Après avoir remis son froc à Ould Mkheitir, Maître Bouhoubény remet sa robe à Aziz…

clownFaut-il en rire ou en pleurer ? Voilà un avocat qui, lorsqu’il était bâtonnier de l’ordre, a fui ses responsabilités devant l’affaire Ould Mkheitir, en digne chef de file de ses confrères qui ont fui avec lui, voilà qu’il vient faire le beau en ôtant sa robe devant Aziz pour jouer au héros… Tu parles !
Après l’affaire Ould Mkheitir il n’y a plus d’avocat en Mauritanie face aux choses sérieuses. Le reste est une tirade pour avoir plus de soupe. 

Maître Bouhoubény plus faiblard que jamais n’a pas osé écrire « quelle audace » alors il écrit au chef de l’état « quel courage ».

Quelle audace maître d’essayer de  parler comme un avocat alors que Ould Mkheitir croupit en prison sans que ni vous ni aucun de vos confrères n’ait eu le courage d’aller de défendre jusqu’au bout. Le plus courageux fut maître Icheddou qui a fini par renoncer car on s’attaquait impunément à sa famille pendant que le pouvoir laissait faire.

Avec des avocats pareils, quelle audace de critiquer le courage de quelqu’un ou d’oser parler du sens des responsabilités à défaut de parler de l’honneur de la profession.

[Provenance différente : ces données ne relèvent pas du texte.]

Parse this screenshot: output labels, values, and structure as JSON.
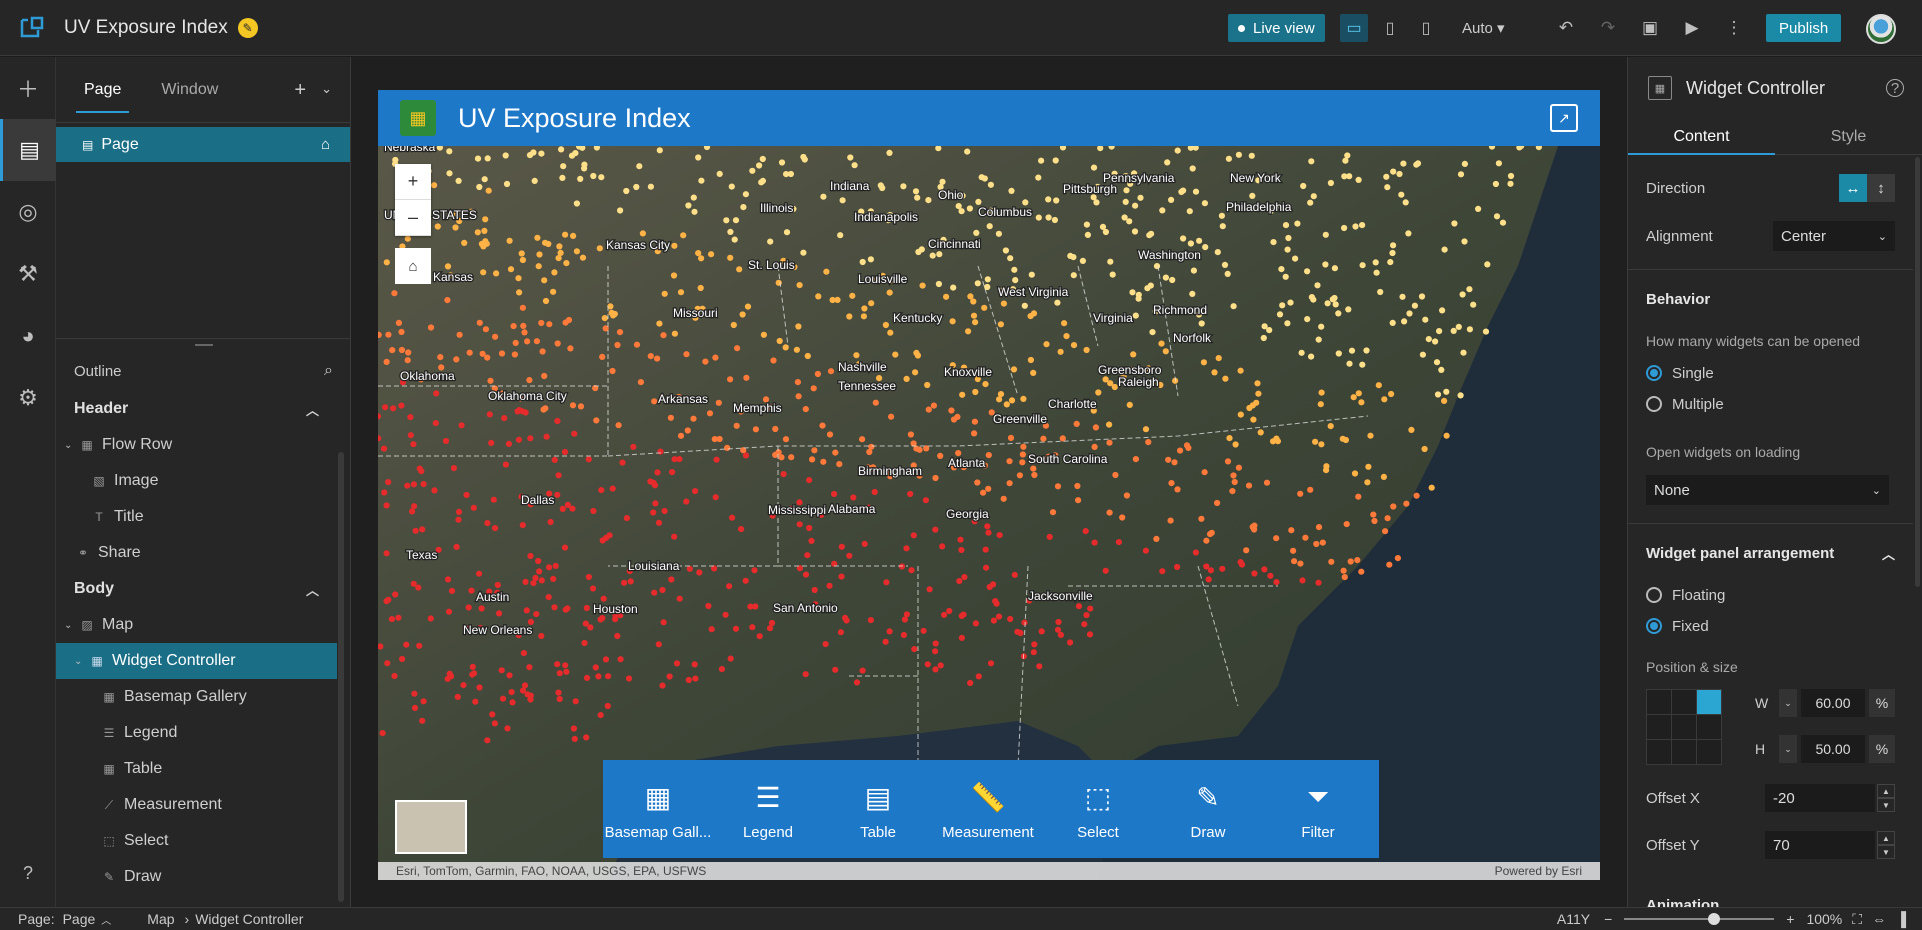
{
  "app": {
    "title": "UV Exposure Index"
  },
  "toolbar": {
    "live_view": "Live view",
    "auto": "Auto",
    "publish": "Publish",
    "device_icons": [
      "desktop-icon",
      "tablet-icon",
      "phone-icon"
    ],
    "action_icons": [
      "undo-icon",
      "redo-icon",
      "save-icon",
      "preview-icon",
      "more-icon"
    ]
  },
  "rail": {
    "items": [
      "add-icon",
      "page-icon",
      "data-icon",
      "widgets-icon",
      "theme-icon",
      "settings-icon"
    ],
    "help": "help-icon"
  },
  "left_panel": {
    "tabs": [
      "Page",
      "Window"
    ],
    "page_item": "Page",
    "outline_label": "Outline",
    "header_section": "Header",
    "body_section": "Body",
    "header_nodes": [
      "Flow Row",
      "Image",
      "Title",
      "Share"
    ],
    "body_nodes": [
      "Map",
      "Widget Controller",
      "Basemap Gallery",
      "Legend",
      "Table",
      "Measurement",
      "Select",
      "Draw"
    ]
  },
  "map_app": {
    "header_title": "UV Exposure Index",
    "attribution": "Esri, TomTom, Garmin, FAO, NOAA, USGS, EPA, USFWS",
    "powered_by": "Powered by Esri",
    "zoom_in": "+",
    "zoom_out": "–",
    "widgets": [
      "Basemap Gall...",
      "Legend",
      "Table",
      "Measurement",
      "Select",
      "Draw",
      "Filter"
    ],
    "place_labels": [
      "Indiana",
      "Ohio",
      "Pennsylvania",
      "New York",
      "Pittsburgh",
      "Philadelphia",
      "Columbus",
      "Indianapolis",
      "Illinois",
      "Kansas City",
      "St. Louis",
      "Cincinnati",
      "Washington",
      "Louisville",
      "West Virginia",
      "Missouri",
      "Kansas",
      "Kentucky",
      "Virginia",
      "Richmond",
      "Norfolk",
      "Nashville",
      "Knoxville",
      "Greensboro",
      "Raleigh",
      "Tennessee",
      "Oklahoma",
      "Oklahoma City",
      "Arkansas",
      "Memphis",
      "Charlotte",
      "Greenville",
      "Birmingham",
      "Atlanta",
      "South Carolina",
      "Dallas",
      "Mississippi",
      "Alabama",
      "Georgia",
      "Texas",
      "Louisiana",
      "Jacksonville",
      "Austin",
      "Houston",
      "New Orleans",
      "San Antonio",
      "UNITED STATES",
      "Nebraska"
    ]
  },
  "right_panel": {
    "title": "Widget Controller",
    "tabs": [
      "Content",
      "Style"
    ],
    "direction_label": "Direction",
    "alignment_label": "Alignment",
    "alignment_value": "Center",
    "behavior_label": "Behavior",
    "how_many_label": "How many widgets can be opened",
    "single": "Single",
    "multiple": "Multiple",
    "open_on_loading_label": "Open widgets on loading",
    "open_on_loading_value": "None",
    "arrangement_label": "Widget panel arrangement",
    "floating": "Floating",
    "fixed": "Fixed",
    "position_size_label": "Position & size",
    "w_label": "W",
    "h_label": "H",
    "w_value": "60.00",
    "h_value": "50.00",
    "unit": "%",
    "offset_x_label": "Offset X",
    "offset_x_value": "-20",
    "offset_y_label": "Offset Y",
    "offset_y_value": "70",
    "animation_label": "Animation"
  },
  "status_bar": {
    "page_label": "Page:",
    "page_value": "Page",
    "crumb_map": "Map",
    "crumb_widget": "Widget Controller",
    "a11y": "A11Y",
    "zoom": "100%",
    "zoom_fraction": 0.6
  },
  "colors": {
    "accent": "#1e78c8",
    "selection": "#1a6f87",
    "publish": "#1a8aa6"
  }
}
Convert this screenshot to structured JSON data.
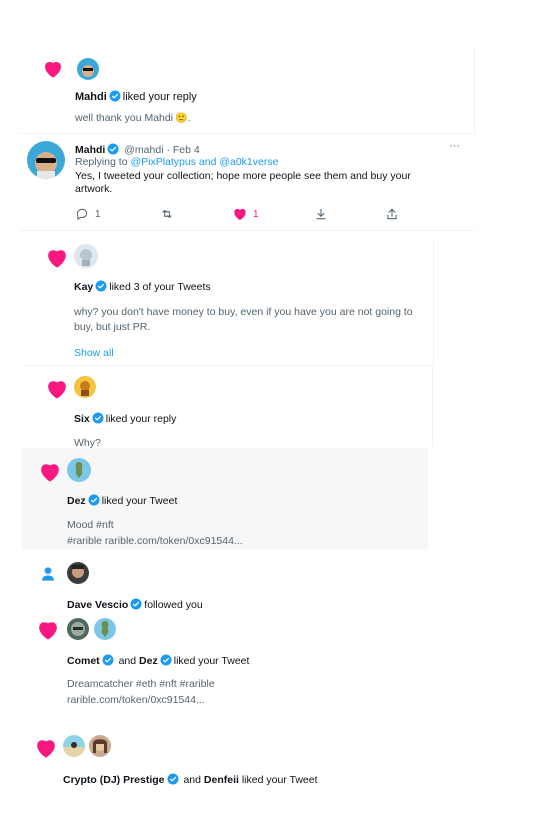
{
  "n1": {
    "name": "Mahdi",
    "action": "liked your reply",
    "text": "well thank you Mahdi",
    "emoji": "🙂"
  },
  "reply": {
    "name": "Mahdi",
    "handle": "@mahdi",
    "dot": "·",
    "date": "Feb 4",
    "more": "···",
    "replying_prefix": "Replying to",
    "replying_to": "@PixPlatypus and @a0k1verse",
    "line1": "Yes, I tweeted your collection; hope more people see them and buy your",
    "line2": "artwork.",
    "reply_count": "1",
    "retweet_count": "",
    "like_count": "1"
  },
  "n2": {
    "name": "Kay",
    "action": "liked 3 of your Tweets",
    "line1": "why? you don't have money to buy, even if you have you are not going to",
    "line2": "buy, but just PR.",
    "show_all": "Show all"
  },
  "n3": {
    "name": "Six",
    "action": "liked your reply",
    "text": "Why?"
  },
  "n4": {
    "name": "Dez",
    "action": "liked your Tweet",
    "line1": "Mood #nft",
    "line2": "#rarible rarible.com/token/0xc91544..."
  },
  "n5": {
    "name": "Dave Vescio",
    "action": "followed you"
  },
  "n6": {
    "name1": "Comet",
    "and": "and",
    "name2": "Dez",
    "action": "liked your Tweet",
    "line1": "Dreamcatcher #eth #nft #rarible",
    "line2": "rarible.com/token/0xc91544..."
  },
  "n7": {
    "name1": "Crypto (DJ) Prestige",
    "and": "and",
    "name2": "Denfeii",
    "action": "liked your Tweet"
  },
  "colors": {
    "heart": "#f91880",
    "verified": "#1d9bf0",
    "link": "#1d9bf0",
    "follow": "#1d9bf0",
    "hover_bg": "#f7f7f7"
  },
  "icons": [
    "heart-icon",
    "verified-badge-icon",
    "reply-icon",
    "retweet-icon",
    "like-icon",
    "share-icon",
    "person-icon",
    "more-icon"
  ]
}
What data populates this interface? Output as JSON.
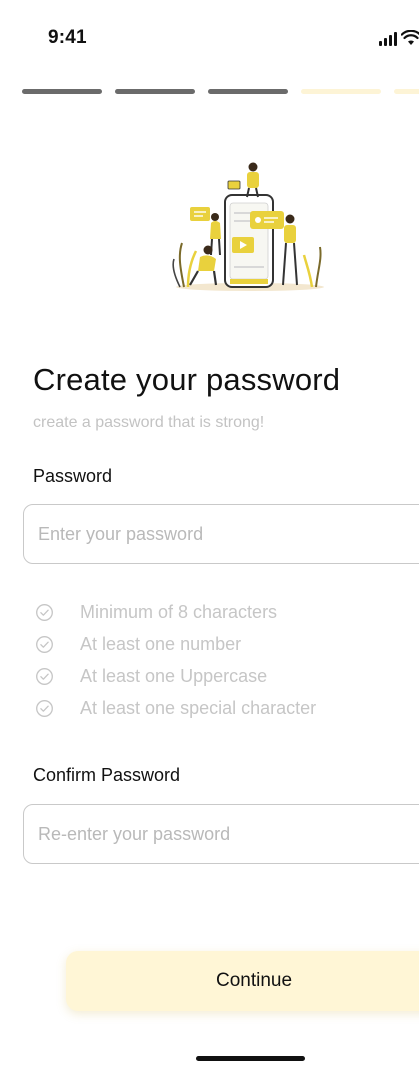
{
  "status_bar": {
    "time": "9:41"
  },
  "progress": {
    "total_steps": 5,
    "completed_steps": 3,
    "active_color": "#6b6b6b",
    "inactive_color": "#fdf4d6"
  },
  "illustration": {
    "accent_color": "#e9d13d"
  },
  "header": {
    "title": "Create your password",
    "subtitle": "create a password that is strong!"
  },
  "password": {
    "label": "Password",
    "placeholder": "Enter your password",
    "value": ""
  },
  "requirements": [
    {
      "text": "Minimum of 8 characters",
      "icon": "check-circle-icon",
      "met": false
    },
    {
      "text": "At least one number",
      "icon": "check-circle-icon",
      "met": false
    },
    {
      "text": "At least one Uppercase",
      "icon": "check-circle-icon",
      "met": false
    },
    {
      "text": "At least one special character",
      "icon": "check-circle-icon",
      "met": false
    }
  ],
  "confirm_password": {
    "label": "Confirm Password",
    "placeholder": "Re-enter your password",
    "value": ""
  },
  "actions": {
    "continue_label": "Continue",
    "continue_color": "#fff6d6"
  }
}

Toujours accuser les militaires de tout quand soi-même on ne représente rien ni de sérieux ni de courageux, juste la langue à la place du fusil sauf qu’on tire à blanc !

Aziz enferme et libère qui il veut ! Comme ses prédécesseurs et celui qui le remplacera car ce n’est pas la faute à Aziz mais du système peinard qui gouverne la Mauritanie, un système culturellement très adapté. Pourquoi toute la chaîne de commandement obéit ? Pourquoi ces fameux héros cachés ne démissionnent-ils pas ? 

Ce qui nous perd c’est que nous passons notre temps à attaquer le chef de l’état quel qu’il soit comme s’il était seul responsable. C’est une administration, c’est un régime, c’est une culture qui est la nôtre. 

On ne le redira jamais assez : il fut un temps où, à quelques vocations près comme autant d’exceptions, on n’envoyait à l’armée que ceux qui n’étaient pas capables de faire autre chose. Il fut un temps où, il est vrai, l’élite civile représentait quelque chose de plus honorable, de plus fin, de plus éduqué, de plus cultivé que le militaire mauritanien surtout plus ou moins lambda qui finit ensuite par prendre le pouvoir.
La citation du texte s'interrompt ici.